Pouvez-vous vous présenter et présenter votre liste.
Je suis Franck Barthelemy, élu conseiller consulaire en 2014, puis élu conseiller des Français de l'étranger depuis 2021, engagé dans mes mandats. Je suis élu à l'Assemblée des Français de l'étranger (AFE), et au conseil d'administration de la Caisse des Français de l'étranger (CFE). Je suis conseiller du commerce extérieur. J'habite à Bangalore depuis 2004. Après une carrière dans le monde du pétrole, je suis devenu marchand d'art.
La liste que j'ai constituée, Continuons ensemble ! est une liste à mon image. Elle est composée de Français de toute la circonscription qui comprend l'Inde, le Bhoutan, le Sri Lanka, les Maldives, le Bangladesh et le Népal. Nadia, Adeline, Véronique, Nicolas et Guillaume sont installés dans la circonscription depuis longtemps. Ils y ont une connaissance des communautés incomparables. Plusieurs sont engagés dans le monde associatif, société de bienfaisance, Accueil ou îlotier. Nous constituons une équipe soudée, sur le terrain, aux côtés de toutes nos communautés.
Connaissez-vous les pays de la 1ere circonscription ? Quelle est votre expérience de ces différents pays ?

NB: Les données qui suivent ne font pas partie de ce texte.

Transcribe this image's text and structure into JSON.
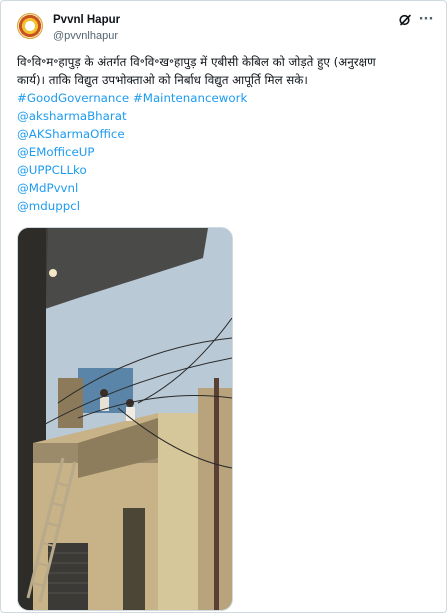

En deux mandats (2014 et 2021), on apprend à connaître les pays de la circonscription. L'Inde et le Sri Lanka, bien sûr, où j'ai présidé plus d'une vingtaine de conseils consulaires (je n'en ai manqué aucun). Le Bangladesh et le Népal où nous n'avons pas de conseil consulaire mais où je me suis rendu une dizaine de fois pour des comités de sécurité par exemple. Je suis aussi allé aux Maldives (malheureusement une seule fois), jamais au Bhoutan, deux pays dans lesquels nos communautés ne comptent pas beaucoup de compatriotes mais que je n'oublie pas.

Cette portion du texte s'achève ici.